Странно: ничего не различить…
- Эй, есть здесь кто-нибудь? Где я? Отзовитесь!
Судя по всему, он шел – на ощупь. Он пытался рассмотреть вытянутую вперед собственную руку, но в разлитом повсюду свете очертания странным образом таяли, терялись… И тут он услышал голос:
- Жаль, что ты не захотел поверить мне и помочь… На земле было бы одним чудом больше.
- Я не мог…
- Нет, ты не захотел. Вы, смертные, подобны Творцу, хоть и делаете все, чтобы как можно скорее разуподобиться. Если вы захотите – вы можете все. Но вы загоняете себя в глупые рамки, придумываете нелепые правила, а потом прикрываете ими собственный страх перед Чудом, которого ищете всю жизнь. Каждый из вас. Вы боитесь быть подобными Ему и уничтожаете всякого, кто хотя бы попытается перешагнуть через этот страх. Вы боитесь даже просто смотреть и выбираете близорукость или полную слепоту, чтобы не разглядеть случайно чудо в самих себе или тех, кто вокруг… Что ж, теперь уже и вправду ничего нельзя сделать. Пожалуй, я открою тебе свою тайну. Приходи завтра и просто посмотри на меня. Я буду ждать, Ваша милость…
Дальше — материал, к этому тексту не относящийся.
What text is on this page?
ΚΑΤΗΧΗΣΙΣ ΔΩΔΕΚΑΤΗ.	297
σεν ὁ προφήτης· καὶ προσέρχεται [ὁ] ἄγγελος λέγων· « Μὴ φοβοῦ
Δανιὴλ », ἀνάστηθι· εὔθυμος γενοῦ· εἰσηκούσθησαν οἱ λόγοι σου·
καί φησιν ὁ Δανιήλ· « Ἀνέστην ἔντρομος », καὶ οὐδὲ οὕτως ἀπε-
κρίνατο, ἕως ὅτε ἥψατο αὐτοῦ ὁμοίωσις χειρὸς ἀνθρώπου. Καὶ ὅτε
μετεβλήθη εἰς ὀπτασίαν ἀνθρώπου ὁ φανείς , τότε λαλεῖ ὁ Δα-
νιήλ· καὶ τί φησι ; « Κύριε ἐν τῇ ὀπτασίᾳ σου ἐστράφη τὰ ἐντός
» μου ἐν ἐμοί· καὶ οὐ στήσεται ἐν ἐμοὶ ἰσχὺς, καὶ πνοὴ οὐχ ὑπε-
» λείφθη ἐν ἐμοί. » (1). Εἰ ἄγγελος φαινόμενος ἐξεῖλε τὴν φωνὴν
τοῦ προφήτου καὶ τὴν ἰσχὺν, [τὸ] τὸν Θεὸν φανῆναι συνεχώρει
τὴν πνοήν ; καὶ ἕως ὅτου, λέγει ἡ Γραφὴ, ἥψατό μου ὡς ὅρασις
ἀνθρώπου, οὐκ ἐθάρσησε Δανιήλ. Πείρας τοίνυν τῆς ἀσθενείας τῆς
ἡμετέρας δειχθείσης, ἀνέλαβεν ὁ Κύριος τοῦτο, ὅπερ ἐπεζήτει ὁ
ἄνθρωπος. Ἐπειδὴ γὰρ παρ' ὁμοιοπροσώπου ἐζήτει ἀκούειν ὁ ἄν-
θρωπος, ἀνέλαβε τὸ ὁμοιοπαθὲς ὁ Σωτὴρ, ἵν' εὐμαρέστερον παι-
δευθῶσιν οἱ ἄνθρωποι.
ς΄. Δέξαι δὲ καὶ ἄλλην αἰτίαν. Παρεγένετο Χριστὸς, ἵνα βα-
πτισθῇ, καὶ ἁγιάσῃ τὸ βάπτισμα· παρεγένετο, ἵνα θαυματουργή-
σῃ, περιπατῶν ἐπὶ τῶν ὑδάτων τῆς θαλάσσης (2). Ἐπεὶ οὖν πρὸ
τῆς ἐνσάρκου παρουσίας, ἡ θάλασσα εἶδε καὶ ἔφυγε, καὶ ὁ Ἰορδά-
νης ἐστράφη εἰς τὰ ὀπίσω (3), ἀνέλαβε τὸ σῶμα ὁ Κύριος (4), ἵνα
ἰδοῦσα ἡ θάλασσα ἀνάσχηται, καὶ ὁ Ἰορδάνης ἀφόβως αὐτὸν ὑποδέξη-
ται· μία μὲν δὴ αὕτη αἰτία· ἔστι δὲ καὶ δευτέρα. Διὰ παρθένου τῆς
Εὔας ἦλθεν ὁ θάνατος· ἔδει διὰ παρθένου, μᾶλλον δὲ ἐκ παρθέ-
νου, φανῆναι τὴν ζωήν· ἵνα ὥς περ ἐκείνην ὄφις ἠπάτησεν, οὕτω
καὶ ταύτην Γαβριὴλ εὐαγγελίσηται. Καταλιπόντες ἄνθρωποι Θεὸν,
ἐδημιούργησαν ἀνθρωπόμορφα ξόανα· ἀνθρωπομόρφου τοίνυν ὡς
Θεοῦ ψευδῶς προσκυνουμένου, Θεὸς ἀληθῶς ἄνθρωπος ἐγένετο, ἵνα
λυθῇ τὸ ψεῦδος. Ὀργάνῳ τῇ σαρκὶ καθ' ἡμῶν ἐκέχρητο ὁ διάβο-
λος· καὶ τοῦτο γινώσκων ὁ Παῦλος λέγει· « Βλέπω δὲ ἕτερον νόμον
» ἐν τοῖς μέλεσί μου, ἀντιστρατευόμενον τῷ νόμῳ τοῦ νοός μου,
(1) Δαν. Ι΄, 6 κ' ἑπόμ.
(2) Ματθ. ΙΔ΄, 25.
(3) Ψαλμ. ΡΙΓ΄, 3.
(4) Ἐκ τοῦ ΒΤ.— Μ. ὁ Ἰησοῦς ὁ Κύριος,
- Грэгор! Меня зовут Грэгор!..
Но голос уже стих, свет померк и сон оборвался.
- Меня! Зовут! Грэгор! – Он проснулся от собственного крика.
В окне было непривычно светло. Грэгор встал с постели и, прошлепав босыми ступнями по холодному полу, подошел к окну.
За ночь выпал снег, и все еще шел крупными, тяжелыми хлопьями. Был последний день октября.
*       *       *
- Что ты здесь делаешь, мальчик мой?
- Магистр, я… Хотел бы присутствовать на суде. Все-таки это мое дело…
- Не может быть и речи! Как глава Синода, я запрещаю. Мальчик мой, ты достаточно сделал, поверь, иди домой, отдохни…
- Но он невиновен! Я точно знаю. Он не просто колдун, он…
- Епископ Грэгори Суон, еще одно слово, и я вынужден буду посадить Вас под домашний арест! Надеюсь, когда мы покончим с этим, Ваш бедный разум прояснится. И не заставляйте меня применять силу!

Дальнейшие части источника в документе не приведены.